-----BEGIN PGP SIGNED MESSAGE----- Hash: SHA1 On 2013-12-12 14:44, Stefan Manegold wrote:
Hi Stefan,
Thanks again for your advice, I am looking through the BATfuse example and attempting to extrapolate at the minute.
Is the BAT version automagically inserted by optimiser into the query plan?
Yes, indeed ;-)
In the BAT fuse example, are the tests related to tail ordering important or just a hint for future optimisations?
The latter.
Note that if a property is set, it *must* be true, if it is not set, it is not known to be true. I.e., if the sorted property is set, the column must in actual fact be sorted, but if the sorted property is not set, the column may or may not be sorted. In other words, it is safe to clear the properties (sorted, revsorted, dense, key, nil, nonil; the "set" property is not actually used and should always be 0).
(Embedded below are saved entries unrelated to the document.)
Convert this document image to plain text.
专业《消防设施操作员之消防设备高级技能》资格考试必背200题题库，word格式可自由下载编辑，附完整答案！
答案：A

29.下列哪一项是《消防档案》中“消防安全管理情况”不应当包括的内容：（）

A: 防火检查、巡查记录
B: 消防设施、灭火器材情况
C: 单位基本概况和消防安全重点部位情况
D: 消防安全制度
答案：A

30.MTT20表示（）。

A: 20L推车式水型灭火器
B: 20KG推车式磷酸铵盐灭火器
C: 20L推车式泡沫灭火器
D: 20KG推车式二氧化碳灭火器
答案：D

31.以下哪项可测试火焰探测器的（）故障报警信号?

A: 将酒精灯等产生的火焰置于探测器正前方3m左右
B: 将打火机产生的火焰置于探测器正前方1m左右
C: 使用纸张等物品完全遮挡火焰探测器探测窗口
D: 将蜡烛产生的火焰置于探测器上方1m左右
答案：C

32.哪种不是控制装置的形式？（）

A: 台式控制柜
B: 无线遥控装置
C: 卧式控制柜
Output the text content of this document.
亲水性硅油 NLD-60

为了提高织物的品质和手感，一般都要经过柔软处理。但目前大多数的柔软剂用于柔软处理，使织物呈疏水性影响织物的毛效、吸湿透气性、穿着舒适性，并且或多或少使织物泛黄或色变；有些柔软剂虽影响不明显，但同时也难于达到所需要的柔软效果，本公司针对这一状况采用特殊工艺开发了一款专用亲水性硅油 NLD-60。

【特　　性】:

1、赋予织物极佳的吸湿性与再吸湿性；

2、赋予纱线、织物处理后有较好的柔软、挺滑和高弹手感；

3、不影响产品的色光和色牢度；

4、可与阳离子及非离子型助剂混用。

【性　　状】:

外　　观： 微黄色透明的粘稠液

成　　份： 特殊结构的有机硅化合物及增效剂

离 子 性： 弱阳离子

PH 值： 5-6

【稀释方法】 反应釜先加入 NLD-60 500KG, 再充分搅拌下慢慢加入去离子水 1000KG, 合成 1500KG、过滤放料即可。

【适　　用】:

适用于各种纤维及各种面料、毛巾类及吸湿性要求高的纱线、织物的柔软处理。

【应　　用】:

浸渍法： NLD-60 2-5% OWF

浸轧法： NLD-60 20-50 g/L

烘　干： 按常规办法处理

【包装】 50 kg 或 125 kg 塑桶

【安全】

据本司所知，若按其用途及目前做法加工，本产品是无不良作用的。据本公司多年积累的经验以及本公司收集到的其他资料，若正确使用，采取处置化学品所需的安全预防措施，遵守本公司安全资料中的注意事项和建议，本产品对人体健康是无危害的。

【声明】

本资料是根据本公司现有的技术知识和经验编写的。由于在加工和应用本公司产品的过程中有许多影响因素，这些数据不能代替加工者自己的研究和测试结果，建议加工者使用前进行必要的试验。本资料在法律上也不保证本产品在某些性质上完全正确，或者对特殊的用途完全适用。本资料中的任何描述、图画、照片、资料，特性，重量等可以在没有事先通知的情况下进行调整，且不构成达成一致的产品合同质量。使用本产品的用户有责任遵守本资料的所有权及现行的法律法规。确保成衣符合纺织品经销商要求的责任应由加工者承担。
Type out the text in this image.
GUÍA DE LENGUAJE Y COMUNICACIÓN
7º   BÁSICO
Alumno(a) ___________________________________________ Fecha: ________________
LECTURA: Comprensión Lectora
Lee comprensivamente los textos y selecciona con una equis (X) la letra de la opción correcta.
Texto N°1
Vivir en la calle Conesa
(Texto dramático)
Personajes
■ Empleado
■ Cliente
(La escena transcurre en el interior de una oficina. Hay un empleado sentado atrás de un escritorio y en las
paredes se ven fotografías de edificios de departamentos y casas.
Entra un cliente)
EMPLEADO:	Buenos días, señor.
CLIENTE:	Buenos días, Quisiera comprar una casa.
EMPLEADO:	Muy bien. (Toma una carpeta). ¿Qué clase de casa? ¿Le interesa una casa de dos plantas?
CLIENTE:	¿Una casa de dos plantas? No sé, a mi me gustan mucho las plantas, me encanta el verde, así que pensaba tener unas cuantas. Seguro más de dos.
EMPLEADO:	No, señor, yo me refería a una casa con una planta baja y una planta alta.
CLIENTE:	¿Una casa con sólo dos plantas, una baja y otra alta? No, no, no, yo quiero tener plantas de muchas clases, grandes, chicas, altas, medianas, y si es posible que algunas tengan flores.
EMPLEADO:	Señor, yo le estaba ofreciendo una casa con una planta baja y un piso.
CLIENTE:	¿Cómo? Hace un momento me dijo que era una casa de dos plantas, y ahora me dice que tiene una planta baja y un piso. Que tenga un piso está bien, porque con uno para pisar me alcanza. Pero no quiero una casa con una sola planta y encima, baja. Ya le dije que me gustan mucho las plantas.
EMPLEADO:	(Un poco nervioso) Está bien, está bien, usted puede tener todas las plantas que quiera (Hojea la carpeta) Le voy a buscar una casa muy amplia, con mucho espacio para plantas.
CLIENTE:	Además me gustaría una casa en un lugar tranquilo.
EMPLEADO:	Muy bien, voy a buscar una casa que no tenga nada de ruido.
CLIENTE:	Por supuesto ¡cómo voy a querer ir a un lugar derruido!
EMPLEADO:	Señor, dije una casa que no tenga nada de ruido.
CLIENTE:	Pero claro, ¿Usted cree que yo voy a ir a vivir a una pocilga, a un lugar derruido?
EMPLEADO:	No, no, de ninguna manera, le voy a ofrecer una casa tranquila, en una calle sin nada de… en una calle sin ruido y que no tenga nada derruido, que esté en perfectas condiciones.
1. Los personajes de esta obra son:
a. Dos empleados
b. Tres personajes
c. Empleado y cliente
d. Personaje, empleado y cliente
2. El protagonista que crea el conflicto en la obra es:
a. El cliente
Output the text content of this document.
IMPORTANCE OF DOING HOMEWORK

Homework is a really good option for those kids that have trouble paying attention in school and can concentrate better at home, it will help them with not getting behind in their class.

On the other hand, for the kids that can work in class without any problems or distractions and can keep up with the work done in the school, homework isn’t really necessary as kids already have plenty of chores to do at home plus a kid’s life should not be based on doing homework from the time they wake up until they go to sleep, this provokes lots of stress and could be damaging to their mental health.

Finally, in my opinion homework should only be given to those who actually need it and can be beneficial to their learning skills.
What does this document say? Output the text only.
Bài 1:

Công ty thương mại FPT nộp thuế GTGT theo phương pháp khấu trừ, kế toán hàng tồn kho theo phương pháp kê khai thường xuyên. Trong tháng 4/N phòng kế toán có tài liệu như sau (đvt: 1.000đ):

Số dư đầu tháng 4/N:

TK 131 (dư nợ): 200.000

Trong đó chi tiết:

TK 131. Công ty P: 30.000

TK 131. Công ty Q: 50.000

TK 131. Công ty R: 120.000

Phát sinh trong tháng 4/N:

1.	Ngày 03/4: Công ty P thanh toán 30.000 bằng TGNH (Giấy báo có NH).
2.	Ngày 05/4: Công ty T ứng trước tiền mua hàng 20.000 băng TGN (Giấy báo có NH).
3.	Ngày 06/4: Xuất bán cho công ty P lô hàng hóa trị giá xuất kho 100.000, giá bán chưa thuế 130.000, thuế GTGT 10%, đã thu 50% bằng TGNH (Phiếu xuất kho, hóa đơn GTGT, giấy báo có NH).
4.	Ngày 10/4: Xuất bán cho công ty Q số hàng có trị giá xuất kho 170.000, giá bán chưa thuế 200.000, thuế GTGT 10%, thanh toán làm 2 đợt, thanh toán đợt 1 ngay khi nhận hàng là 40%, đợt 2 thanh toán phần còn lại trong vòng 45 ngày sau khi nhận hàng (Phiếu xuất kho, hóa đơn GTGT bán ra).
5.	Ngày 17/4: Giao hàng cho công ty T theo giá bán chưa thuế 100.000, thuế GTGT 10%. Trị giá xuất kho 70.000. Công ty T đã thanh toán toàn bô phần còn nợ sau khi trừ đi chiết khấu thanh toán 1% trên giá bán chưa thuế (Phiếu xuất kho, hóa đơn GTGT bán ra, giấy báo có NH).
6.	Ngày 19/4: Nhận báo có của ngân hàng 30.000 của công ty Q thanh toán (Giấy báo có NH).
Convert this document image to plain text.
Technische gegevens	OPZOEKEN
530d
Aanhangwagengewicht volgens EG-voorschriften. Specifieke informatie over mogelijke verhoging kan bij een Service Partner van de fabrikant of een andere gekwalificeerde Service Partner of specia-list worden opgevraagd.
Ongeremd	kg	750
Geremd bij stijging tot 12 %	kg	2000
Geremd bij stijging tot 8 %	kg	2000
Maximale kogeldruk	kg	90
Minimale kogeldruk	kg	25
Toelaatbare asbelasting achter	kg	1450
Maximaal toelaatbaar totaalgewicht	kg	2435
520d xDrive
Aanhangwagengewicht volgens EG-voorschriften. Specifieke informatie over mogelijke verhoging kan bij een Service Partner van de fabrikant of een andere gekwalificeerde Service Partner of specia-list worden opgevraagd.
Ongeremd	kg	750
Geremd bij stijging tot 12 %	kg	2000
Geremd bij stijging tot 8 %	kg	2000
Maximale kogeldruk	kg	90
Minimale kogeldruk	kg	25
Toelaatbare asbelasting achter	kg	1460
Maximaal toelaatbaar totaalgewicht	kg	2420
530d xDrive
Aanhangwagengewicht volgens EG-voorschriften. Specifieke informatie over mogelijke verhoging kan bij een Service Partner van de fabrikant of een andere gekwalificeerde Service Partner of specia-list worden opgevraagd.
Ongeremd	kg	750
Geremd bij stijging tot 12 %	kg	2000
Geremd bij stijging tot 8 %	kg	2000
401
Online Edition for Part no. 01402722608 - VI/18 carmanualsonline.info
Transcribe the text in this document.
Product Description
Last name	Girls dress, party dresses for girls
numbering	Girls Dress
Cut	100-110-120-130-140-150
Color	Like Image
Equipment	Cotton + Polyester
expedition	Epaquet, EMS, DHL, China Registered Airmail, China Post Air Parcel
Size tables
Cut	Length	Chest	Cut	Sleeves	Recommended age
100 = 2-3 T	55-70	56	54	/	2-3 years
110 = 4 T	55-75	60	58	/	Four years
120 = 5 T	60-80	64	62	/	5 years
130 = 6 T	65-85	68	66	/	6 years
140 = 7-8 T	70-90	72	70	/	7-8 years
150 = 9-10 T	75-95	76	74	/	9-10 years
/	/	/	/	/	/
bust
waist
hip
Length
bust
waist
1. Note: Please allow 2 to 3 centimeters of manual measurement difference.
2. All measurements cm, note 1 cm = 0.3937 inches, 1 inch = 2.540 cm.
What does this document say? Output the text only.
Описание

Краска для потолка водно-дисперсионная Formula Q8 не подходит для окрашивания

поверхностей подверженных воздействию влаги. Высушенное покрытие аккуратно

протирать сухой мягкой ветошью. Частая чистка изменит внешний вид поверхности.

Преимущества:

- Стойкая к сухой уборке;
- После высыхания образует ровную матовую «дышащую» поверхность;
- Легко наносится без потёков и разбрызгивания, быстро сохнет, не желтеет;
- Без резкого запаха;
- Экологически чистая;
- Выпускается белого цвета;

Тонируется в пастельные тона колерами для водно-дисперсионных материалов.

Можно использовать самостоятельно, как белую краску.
However, the head column should be dense (i.e. sorted, nonil, and dense all set) with a seqbase that is the same as the input head column. Best is to use TYPE_void as the type of the head column.
I'm not sure if this would be useful for my application of a general floating point function to arbitrarily ordered input parameters.
Not necessarily, in particular if you only aggregate the result afterwards; hence, it should be safe to simple indicate that the result of your function is not (know to be) ordered.
If there is a simple way to determine that a column is (reverse) sorted if the input is (reverse) sorted, then by all means set the appropriate property (like multiplying all values with the same constant, or when applying an order preserving function to all values), but if you need to look at all values to determine whether the result is sorted, then don't bother.
I'm very new to BAT terminology and BATs in general. Is it safe for me to assume the head is dense, sorted and the seqbase is the same as the input?
Yes. In fact, dense (and thus unique and sorted) is nowadays the only option for BAT heads. And if, as in your case, the results BAT has exactly one tuple ("BUN") for each input tuple, then also the dense head of the result should (in fact must) have the same seqbase as the dense head of the input.
I guess that these BAT functions are called from the outputs of "group by" in order to calculate the SUM aggregate for each group?
Almost: the result of your function is use together with the result of a group-by function to then calculate the aggregates for group.
Stefan
Best regards and thanks,
Alastair
________________________________________ From: users-list
on behalf of Stefan Manegold Sent: 10 December 2013 19:18 To: Communication channel for MonetDB users Subject: Re: Inline function much faster than UDF in C? Hi Alastair,
please be aware that your function is not an aggregate by itself. Rather, you aggregate (via standard SUM()) over the result of your function.
For documentation and exmaples of how to implement scalar and bulk versions of UDFs, please see http://dev.monetdb.org/hg/MonetDB/file/tip/sql/backends/monet5/UDF/
Best,
Stefan
----- Original Message -----
Hi Sjoerd,
Thanks for your response. I think you are almost certainly right about the slow loop in MAL. I hope that operating in bulk also means I create an implementation using all available SIMD lanes.
Are there any examples in the source of implementing a bulk version of this type of aggregate that I could use as a guide?
Best regards,
Alastair
________________________________________ From: users-list
on behalf of Sjoerd Mullender Sent: 09 December 2013 13:08 To: users-list@monetdb.org Subject: Re: Inline function much faster than UDF in C? To get the most out of a C implementation, you need both a scalar version (one value at the time), and a bulk version (complete BATs as input). If you only have the former, the code generator will generate a slow loop in MAL calling the scalar function. And then it is very well possible that the bulk versions of the inline expression in your second attempt is a lot faster.
On 2013-12-09 13:47, Alastair McKinley wrote:
Hi everyone,
I have only been using MonetDB for a few weeks now and I have come across a very unexpected result when using User Defined Functions in C.
I have a query which does essentially this:
TABLE small_table ( int col1; float p; );
TABLE big_table ( int col1; int col2; float p; );
SELECT col1,1+SUM(MY_FUNCTION(big.p,small.p)) FROM small_table small inner join big_table big on big.col2 == small.col1 group by big.col1;
My function is f(x,y) = 0.7213*(x*ln(x/x+y) + y*ln(y/x+y))
I wrote an optimised version of this function using sse intrinsics in C and compiled it into MonetDB.
To my surprise, I discovered that writing this function inline in the query like so:
1+SUM(0.7213475*(big.p*LOG(big.p/(big.p+small.p))+small.p*LOG(small.p/(big.p+small.p))))
is a lot faster!
The query takes approx 2 seconds with the C version and less than 0.5 seconds with the inline version in SQL!
Can anyone explain this strange result?